Der frühere Finanzchef des Elektrizitätswerks des Kantons Thurgau (EKT) ist vom Bezirksgericht Arbon wegen Geldwäscherei, ungetreuer Geschäftsbesorgung und Bestechlichkeit verurteilt worden.

Das Gericht sprach eine bedingte Freiheitsstrafe von 16 Monaten aus. Ausserdem muss der Verurteilte 1000 Franken Busse zahlen, wie das Gericht am Montag bekanntgab. Die Richter blieben damit deutlich unter dem Antrag der Staatsanwaltschaft. Diese hatte für den Ex- Finanzchef eine Freiheitsstrafe von drei Jahren, davon ein Jahr unbedingt, gefordert. Der ehemalige Finanzchef, der heute in Thailand lebt, hatte 35 Millionen Franken des Elektrizitätswerks bei der US-Bank Lehman Brothers angelegt. Dafür kassierte er unrechtmässig 1,2 Millionen Franken Provisionen. Das angelegte Geld ging durch den Konkurs der Bank verloren.

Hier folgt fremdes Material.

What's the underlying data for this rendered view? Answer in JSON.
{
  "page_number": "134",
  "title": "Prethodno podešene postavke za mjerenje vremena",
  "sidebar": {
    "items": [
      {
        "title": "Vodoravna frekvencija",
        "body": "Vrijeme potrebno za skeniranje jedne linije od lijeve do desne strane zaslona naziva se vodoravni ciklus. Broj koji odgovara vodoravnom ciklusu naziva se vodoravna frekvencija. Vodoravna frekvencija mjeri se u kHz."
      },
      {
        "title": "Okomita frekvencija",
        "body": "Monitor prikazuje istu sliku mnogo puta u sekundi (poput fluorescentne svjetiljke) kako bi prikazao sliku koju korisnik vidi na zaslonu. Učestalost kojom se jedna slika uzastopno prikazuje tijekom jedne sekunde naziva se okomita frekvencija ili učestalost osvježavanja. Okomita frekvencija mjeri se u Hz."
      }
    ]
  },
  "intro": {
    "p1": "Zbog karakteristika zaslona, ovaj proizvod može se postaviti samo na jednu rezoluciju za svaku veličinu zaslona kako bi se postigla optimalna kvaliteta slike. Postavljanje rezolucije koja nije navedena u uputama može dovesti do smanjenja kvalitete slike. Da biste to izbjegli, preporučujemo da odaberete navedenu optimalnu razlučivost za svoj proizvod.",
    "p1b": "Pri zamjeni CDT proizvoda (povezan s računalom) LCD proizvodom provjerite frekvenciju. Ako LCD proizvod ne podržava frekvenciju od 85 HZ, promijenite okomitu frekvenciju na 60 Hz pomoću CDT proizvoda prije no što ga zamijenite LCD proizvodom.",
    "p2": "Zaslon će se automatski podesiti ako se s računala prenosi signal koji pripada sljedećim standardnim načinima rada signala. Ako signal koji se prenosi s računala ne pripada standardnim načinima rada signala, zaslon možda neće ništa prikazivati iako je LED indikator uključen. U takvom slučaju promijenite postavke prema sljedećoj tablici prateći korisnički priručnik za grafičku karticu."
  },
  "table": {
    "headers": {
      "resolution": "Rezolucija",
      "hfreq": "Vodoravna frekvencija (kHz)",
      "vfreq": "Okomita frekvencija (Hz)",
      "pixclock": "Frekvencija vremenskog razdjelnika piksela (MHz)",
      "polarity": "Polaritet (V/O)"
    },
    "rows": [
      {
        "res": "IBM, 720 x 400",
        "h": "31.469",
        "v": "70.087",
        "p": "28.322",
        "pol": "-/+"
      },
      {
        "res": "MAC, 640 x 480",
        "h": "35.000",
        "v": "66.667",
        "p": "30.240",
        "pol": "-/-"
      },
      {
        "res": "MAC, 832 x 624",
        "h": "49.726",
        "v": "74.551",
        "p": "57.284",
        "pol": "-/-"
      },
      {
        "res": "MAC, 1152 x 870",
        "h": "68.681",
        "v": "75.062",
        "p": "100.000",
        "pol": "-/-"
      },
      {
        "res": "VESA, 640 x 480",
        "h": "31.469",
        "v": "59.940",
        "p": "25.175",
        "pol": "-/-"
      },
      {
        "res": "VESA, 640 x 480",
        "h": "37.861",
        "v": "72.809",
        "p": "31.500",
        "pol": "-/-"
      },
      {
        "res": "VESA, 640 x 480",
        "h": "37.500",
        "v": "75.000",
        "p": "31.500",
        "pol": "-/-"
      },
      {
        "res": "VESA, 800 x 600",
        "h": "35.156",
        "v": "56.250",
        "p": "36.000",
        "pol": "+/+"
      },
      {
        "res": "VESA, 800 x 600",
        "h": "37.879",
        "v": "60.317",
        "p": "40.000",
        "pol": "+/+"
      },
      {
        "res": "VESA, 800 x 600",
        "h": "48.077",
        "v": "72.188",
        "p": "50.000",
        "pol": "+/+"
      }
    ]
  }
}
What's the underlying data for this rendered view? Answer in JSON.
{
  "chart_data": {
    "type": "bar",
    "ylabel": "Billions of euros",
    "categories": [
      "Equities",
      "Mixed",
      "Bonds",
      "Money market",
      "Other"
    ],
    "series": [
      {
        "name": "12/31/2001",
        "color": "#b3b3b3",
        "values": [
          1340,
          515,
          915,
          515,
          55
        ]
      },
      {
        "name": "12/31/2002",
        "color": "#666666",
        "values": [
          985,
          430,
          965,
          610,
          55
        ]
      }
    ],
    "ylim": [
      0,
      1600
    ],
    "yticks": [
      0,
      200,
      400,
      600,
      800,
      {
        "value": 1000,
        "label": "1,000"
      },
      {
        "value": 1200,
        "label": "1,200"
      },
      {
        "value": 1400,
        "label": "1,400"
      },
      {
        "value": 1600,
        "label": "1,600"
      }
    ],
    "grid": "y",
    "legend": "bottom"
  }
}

Das Bezirksgericht sprach den Angeklagten der ungetreuen Geschäftsbesorgung in acht Fällen, der gewerbsmässigen Geldwäscherei in fünf Fällen und der Annahme von Bestechungsgeld schuldig. Vom Vorwurf des unlauteren Wettbewerbs wurde er freigesprochen. Drei Mitangeklagte verurteilte das Gericht zu bedingten Geldstrafen von 13'200, 6300 und 900 Franken sowie zu Bussen von 2000 und 1000 Franken. Auf die Zivilforderung des EKT wurde nicht eingetreten.